Now I would say it was survivor’s guilt. By a fluke my father had made it out of Poland and so his children had been spared all of this. I wanted to make it up to my Polish family for all they had suffered. But how? There was no plan. And no relief.
He was reproaching her—for what? Her weakness?—and he was recasting her response as self-indulgent. A useless thing that was no help to anyone.
As a man his job was not to feel. It was to act, to do something. Maybe Izabella’s father was right—feelings are what get people killed.
But dear God, if you cannot weep at Auschwitz?
I was thirty-one years old. I was a brave Pole. I felt the expectation to man up, and my emotions fell into step with my father’s. They floated off like vapor. I felt, at that moment, nothing except irritation with my mother’s weakness.
Growing up I had glimpsed [Peter’s] capacity for cold-bloodedness. I was never afraid of my father but I began to wonder how much I was the child of his darkness as well as his light. It wasn’t what my father did or said or told me. It was what he felt. At times it emanated from him like a force field. I was irradiated with his guilt. Whatever it was he had done I had to make my own peace with it.
[Peter] squints into the distance as though he might find…what? Answers? Justice? Wisdom?
‘How would I react?’ he asks straight at the camera. ‘You see you don’t know your reaction until you are actually there, until you are confronted with the circumstances. There were people swearing what they wouldn’t do. And when it came to the crunch…they bloody well did it.’
My father knew that even in his war, a just war where Hitler had to be stopped, the balance of good and evil was no simple thing.
[…]
‘I was good at it. Good at organizing the aktions.’ And there it was. The bastard emotion. Hard, shining, gleaming pride.
Was it the stone of madness? His pride in his efficiency as a killer? It seemed he was simultaneously proud and ashamed of what he had done. Maybe that was what he couldn’t forgive himself for.
Was this the gift of my Irish inheritance—the ability to survive loss but at the cost of loving easily? […] when I began to sob uncontrollably—inexplicably—it was for my family. For my parents, my grandparents, my great-grandparents and beyond. And for Mary Jane’s ten nameless children buried in the cold Irish earth. And maybe also for myself. Because I wondered, in that moment, if this was why I have never had children of my own.

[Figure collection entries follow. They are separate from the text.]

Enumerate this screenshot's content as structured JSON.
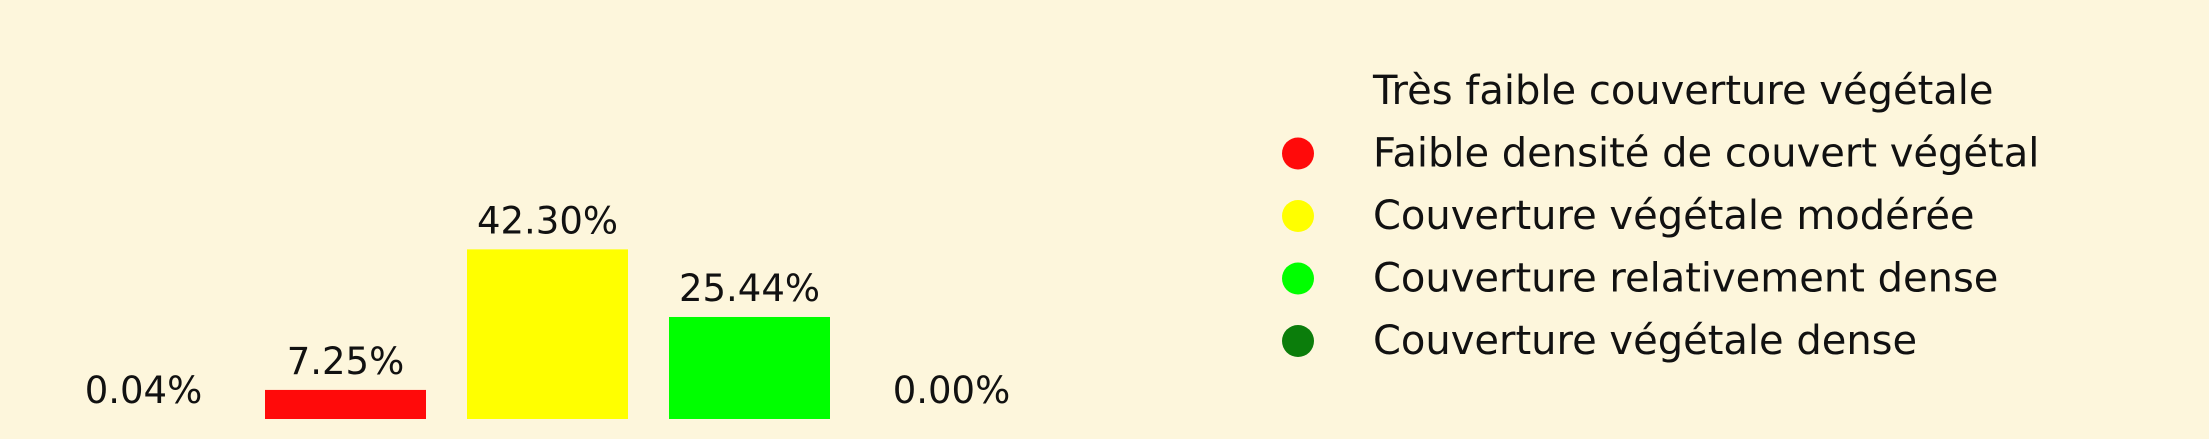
{
  "chart_data": {
    "type": "bar",
    "categories": [
      "Très faible couverture végétale",
      "Faible densité de couvert végétal",
      "Couverture végétale modérée",
      "Couverture relativement dense",
      "Couverture végétale dense"
    ],
    "values": [
      0.04,
      7.25,
      42.3,
      25.44,
      0.0
    ],
    "value_labels": [
      "0.04%",
      "7.25%",
      "42.30%",
      "25.44%",
      "0.00%"
    ],
    "colors": [
      "#fdf6dc",
      "#ff0a0a",
      "#ffff00",
      "#00ff00",
      "#0b7d0b"
    ],
    "legend_position": "right",
    "grid": false,
    "axes_visible": false,
    "background": "#fdf6dc"
  }
}
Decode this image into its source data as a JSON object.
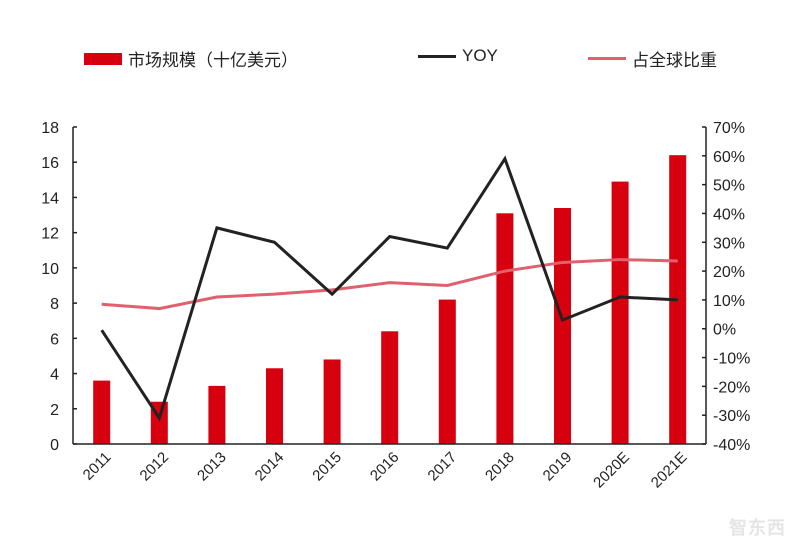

[Peter] was trying to cure me of weakness. In order to help me survive he thought he needed to expunge normal human frailty. […] He tried to make us strong like him because if we succumbed there was only one possible course of action. He would have to do his duty. He would have to kill us.
He was toughening me up so that he wouldn’t have to kill me.
This, then, is the stone of his madness.
‘That’s what I believe is real heroism. People who are afraid, have their pants full, and yet—they go and do something. Then you say, By God! It took courage to do that! But if you’re not afraid, it’s easy.’
And it dawns on me: that’s me. [Peter] is describing me. That is what I have just done.